Florianópolis (SC) recebe entre os dias 20 e 24 de julho o maior evento mundial de jovens empreendedores, a Conferência Mundial de Empresas Juniores – Junior Enterprise World Conference (JEWC), realizado a cada dois anos e que tem como objetivo desenvolver o Movimento Empresa Júnior (MEJ) em escala global. O JEWC 2016 traz à capital catarinense cerca de 4 mil congressistas – 500 deles vindos de 20 países.

O evento teve sua origem no ano de 2004, com a primeira edição realizada em Fortaleza, Ceará. As edições seguintes, aconteceram nas cidades de Eindhoven (Holanda), Porto (Portugal) e Milão (Itália). A sétima edição ocorre no Centro de Eventos Luiz Henrique da Silveira, no Sapiens Parque, sob a execução da Federação das Empresas Juniores de Santa Catarina (FEJESC). Florianópolis foi escolhida para sediar o evento em eleição na qual concorreram diversas cidades do Brasil e do mundo. A capital catarinense, um polo de tecnologia e inovação, é hoje apontada como a segunda melhor cidade no país para empreender, segundo pesquisa da Endeavor.
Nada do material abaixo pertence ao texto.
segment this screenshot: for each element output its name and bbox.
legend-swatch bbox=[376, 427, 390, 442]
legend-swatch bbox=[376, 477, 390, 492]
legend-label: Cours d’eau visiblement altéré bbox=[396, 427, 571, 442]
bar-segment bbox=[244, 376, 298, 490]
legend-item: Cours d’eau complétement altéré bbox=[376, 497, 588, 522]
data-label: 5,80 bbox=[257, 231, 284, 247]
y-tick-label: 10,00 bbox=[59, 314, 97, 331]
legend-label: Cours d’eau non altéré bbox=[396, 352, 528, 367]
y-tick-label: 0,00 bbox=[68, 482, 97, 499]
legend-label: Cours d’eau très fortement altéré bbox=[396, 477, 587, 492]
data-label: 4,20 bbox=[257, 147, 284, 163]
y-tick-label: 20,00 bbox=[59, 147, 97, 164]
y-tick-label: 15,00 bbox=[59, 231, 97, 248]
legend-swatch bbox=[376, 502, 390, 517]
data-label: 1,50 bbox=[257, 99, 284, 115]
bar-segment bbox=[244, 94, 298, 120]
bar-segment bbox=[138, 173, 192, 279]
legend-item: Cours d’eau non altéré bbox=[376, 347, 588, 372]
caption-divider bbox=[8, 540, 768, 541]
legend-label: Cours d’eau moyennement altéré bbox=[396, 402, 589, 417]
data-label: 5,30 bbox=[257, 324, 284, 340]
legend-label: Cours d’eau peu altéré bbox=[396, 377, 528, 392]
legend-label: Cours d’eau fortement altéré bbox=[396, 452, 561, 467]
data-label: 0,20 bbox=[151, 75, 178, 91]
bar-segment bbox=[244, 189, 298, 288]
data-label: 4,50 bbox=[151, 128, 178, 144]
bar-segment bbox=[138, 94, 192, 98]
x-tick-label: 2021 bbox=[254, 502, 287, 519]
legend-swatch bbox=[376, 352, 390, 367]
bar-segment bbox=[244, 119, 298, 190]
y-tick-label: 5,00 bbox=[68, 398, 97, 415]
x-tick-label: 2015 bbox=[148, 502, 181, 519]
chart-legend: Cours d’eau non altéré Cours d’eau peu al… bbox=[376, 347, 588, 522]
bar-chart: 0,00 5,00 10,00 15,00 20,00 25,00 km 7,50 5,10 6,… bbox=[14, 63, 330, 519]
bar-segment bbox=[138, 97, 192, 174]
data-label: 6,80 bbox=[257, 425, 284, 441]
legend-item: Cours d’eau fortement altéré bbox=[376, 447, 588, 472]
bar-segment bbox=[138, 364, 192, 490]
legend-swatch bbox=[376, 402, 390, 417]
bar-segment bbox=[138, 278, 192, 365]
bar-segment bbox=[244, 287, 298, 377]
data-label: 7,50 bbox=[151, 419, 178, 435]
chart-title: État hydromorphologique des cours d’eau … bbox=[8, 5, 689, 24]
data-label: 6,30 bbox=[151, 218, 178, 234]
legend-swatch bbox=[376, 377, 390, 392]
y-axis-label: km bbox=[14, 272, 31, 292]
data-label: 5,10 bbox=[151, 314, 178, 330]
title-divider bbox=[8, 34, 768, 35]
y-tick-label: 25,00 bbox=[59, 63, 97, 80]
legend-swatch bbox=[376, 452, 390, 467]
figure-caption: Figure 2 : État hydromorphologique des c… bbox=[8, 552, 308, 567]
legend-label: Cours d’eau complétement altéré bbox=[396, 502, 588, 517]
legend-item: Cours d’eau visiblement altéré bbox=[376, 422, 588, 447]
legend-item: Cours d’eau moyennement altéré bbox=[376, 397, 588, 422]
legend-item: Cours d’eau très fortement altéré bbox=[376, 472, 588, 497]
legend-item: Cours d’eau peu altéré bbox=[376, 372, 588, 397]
Com a temática “Lead the co-era” (liderança na era da cocriação e colaboração), a Conferência apresentará palestras de personalidades como Ketan Makwana, empreendedor e conselheiro no MIT Global Start Up, Entreprenurial Africa, Entreprise Connect e Rockstar Mentoring Group; Monja Coen, ex-jornalista que deu uma guinada em sua vida e se tornou um referência em equilíbrio emocional e Marcelo Sales, criador da Movile, líder no mercado latino americano de software para celulares, e da aceleradora 21212.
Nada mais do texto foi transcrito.